By JAMAL THALJI, Times Staff Writer
Published July 22, 2005
LAND O'LAKES - Hey, did you hear the one about the guy who got out of jail and needed a ride home?
Authorities say he stole one.
Within an hour of his July 14 release from the Pasco County jail, authorities say Scott Robert Lloyd walked across U.S. 41, broke into two pickup trucks, ransacked one and drove off in the other.
Thursday he was right back where he started: jail.
Lloyd did it, he told a deputy, because he didn't want to walk all the way home to Zephyrhills.
No, really.
"From the time he got out of jail, walked down the road, saw the trucks," said sheriff's spokesman Doug Tobin, "that's as long as it took him."
For truck owner Eddie Perez, the day started out as any other. The retired shop teacher woke at 8:30 a.m., went out for the newspaper and to feed his cat, Blue.
But for the first time in 40 years: no pickup.
Thursday, a puzzled Perez could laugh about it.
"I mean if you were out of jail what would you do?" he said. "When you get out jail, what's the last thing you want to do? Stay around?"
The Pasco Sheriff's Office said for a released county jail inmate to be accused of re-offending so quickly is rare.
"I think most people serve their time in jail or prison and they want to get back on the straight and narrow and start their lives over," Tobin said, "not go back to crime within an hour or two of getting out."
"It amazes me."
According to a sheriff's report, Lloyd broke into a Ford pickup owned by Perez's son before stealing the dad's truck. Deputies say he stole two tackle boxes, a camera and the spare key to dad's pickup.
Lloyd, 33, has a long criminal record that starts in 1994 on charges of aggravated battery, assault, theft, larceny and battery on a law enforcement officer.
In January 2004 he was released from the Hillsborough County jail, then re-arrested in Pasco County on July 13 on trespassing charges.
Lloyd, of 4904 Garden St., was released without being required to post bail; deputies think he stole the truck between 10 p.m. and midnight for the 30-mile ride home.
He was arrested Tuesday on charges of grand theft auto and auto burglary, Tobin said, after an anonymous witness saw him trying to hide the pickup at 39435 Bay Ave. in Crystal Springs.
Within 30 minutes of discovering the theft, Eddie Perez was handing out fliers looking for his prized, detailed maroon 2003 Ford Ranger. It had brown and yellow pinstripes and a caricature of the former shop teacher standing on a pile of wood, ax in hand, on the back tailgate with the slogan "Got Wood?"

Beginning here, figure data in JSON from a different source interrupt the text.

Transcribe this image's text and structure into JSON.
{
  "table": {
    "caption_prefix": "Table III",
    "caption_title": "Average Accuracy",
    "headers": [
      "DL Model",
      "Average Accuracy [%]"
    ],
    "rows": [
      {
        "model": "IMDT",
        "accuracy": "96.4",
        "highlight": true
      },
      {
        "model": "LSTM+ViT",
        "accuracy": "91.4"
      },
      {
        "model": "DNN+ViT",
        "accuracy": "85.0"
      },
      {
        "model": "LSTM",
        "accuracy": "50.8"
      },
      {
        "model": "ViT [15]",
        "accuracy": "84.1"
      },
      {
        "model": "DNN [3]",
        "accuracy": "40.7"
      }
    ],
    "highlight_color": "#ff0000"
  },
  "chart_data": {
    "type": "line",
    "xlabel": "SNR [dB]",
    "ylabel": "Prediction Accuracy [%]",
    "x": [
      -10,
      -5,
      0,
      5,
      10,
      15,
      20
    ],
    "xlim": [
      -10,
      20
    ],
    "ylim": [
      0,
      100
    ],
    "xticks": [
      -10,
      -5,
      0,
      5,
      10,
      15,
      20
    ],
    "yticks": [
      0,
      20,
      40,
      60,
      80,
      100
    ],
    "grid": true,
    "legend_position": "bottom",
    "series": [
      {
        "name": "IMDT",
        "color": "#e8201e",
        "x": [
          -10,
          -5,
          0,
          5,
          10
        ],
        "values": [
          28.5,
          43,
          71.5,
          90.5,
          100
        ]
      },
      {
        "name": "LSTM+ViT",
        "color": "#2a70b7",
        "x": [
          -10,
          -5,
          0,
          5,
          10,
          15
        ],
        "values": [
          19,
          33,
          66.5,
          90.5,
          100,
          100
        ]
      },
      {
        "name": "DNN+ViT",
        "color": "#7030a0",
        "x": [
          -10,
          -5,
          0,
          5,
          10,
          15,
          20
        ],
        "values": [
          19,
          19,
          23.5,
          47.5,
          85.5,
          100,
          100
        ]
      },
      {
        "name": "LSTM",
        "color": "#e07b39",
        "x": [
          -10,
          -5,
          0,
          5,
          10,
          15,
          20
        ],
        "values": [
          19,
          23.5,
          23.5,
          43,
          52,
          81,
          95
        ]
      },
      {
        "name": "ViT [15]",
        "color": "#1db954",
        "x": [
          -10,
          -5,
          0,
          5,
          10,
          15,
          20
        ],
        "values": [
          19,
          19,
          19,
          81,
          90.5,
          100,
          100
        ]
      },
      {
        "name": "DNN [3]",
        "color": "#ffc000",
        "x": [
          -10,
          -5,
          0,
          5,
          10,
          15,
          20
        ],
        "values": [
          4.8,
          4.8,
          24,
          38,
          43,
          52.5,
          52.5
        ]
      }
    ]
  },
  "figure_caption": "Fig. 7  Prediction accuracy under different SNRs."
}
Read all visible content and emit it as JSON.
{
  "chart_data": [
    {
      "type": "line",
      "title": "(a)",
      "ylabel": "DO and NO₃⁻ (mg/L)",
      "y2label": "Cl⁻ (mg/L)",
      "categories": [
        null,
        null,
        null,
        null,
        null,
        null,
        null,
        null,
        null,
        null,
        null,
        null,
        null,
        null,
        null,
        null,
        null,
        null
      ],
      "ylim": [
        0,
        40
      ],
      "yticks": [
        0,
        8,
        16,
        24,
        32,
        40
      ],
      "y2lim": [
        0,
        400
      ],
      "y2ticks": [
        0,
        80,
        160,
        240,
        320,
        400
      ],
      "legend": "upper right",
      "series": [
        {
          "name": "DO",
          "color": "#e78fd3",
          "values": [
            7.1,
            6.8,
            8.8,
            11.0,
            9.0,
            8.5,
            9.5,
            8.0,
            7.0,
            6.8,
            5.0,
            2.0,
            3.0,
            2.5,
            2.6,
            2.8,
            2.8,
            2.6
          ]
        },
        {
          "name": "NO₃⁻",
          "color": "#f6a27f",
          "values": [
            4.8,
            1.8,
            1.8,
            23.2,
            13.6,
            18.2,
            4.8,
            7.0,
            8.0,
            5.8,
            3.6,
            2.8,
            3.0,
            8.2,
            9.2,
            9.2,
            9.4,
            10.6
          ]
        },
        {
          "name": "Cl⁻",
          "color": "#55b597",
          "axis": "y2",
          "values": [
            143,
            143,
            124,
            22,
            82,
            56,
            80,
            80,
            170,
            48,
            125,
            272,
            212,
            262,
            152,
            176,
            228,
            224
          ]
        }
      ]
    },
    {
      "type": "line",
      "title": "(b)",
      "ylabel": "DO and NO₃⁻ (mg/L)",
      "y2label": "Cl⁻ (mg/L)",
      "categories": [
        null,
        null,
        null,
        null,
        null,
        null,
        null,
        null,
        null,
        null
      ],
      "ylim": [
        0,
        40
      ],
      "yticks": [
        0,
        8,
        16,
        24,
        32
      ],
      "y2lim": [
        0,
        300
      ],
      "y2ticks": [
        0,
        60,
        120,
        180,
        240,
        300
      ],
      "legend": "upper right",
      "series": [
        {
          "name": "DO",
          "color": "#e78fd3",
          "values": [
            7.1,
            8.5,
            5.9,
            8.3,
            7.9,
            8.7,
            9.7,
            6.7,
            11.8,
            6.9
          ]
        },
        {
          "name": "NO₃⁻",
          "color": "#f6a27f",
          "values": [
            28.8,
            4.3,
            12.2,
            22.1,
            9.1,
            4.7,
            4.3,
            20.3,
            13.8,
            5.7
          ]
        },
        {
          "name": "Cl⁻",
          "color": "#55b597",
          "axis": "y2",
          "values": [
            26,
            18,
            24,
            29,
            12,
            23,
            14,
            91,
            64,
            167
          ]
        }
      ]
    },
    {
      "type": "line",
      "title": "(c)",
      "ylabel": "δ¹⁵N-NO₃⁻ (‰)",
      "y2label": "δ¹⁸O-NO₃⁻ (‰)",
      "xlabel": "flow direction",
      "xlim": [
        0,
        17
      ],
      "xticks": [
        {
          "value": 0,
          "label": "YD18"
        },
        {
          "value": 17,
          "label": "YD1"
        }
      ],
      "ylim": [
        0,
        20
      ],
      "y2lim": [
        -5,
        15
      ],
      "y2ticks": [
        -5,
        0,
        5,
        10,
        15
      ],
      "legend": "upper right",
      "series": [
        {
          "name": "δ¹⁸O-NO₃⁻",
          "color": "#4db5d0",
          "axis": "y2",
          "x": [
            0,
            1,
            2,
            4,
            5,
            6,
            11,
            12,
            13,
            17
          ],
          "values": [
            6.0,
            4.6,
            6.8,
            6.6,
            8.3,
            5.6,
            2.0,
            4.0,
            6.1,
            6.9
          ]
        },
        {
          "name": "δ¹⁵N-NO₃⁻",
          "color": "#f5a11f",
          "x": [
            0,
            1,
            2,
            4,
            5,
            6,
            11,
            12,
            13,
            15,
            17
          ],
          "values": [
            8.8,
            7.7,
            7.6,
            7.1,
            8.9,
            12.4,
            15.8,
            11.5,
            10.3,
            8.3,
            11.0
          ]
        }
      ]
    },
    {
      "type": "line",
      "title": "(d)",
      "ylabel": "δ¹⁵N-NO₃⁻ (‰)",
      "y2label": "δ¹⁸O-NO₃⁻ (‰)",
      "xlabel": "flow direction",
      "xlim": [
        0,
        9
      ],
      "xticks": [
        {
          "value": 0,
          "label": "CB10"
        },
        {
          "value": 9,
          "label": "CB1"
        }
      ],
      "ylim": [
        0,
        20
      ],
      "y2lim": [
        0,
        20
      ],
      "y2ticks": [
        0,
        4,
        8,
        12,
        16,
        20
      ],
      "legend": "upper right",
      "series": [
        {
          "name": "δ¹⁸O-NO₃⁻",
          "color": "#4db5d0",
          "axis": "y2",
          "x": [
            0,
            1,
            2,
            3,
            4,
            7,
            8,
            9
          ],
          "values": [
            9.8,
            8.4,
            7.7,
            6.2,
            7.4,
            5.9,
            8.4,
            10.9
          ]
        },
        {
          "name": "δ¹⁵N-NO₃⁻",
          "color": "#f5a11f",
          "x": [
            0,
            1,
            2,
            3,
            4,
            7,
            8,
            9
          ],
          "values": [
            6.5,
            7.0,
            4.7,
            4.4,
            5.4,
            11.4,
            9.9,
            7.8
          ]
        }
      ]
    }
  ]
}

Someone tried to paint over the pinstripes, Perez said, pushed in the roof, scratched the passenger's side, removed the tailgate, put on the spare tire and drove about 300 miles on it.
"(With) all of that pinstriping, I don't see how he could figure he could get away with it," Perez said, then points to his rented Kia. "I mean, you steal that and who's going to notice?"
Inmates often cross U.S. 41 to get to Brad's Bail Bonds, hoping to arrange a ride there. The building is on Perez's property, and his home is right behind it.
But the company said Lloyd was not one of the men asking for a taxi that night.
Lloyd is back in jail, in lieu of $10,000 bail. He won't get any help from Brad's Bail Bonds.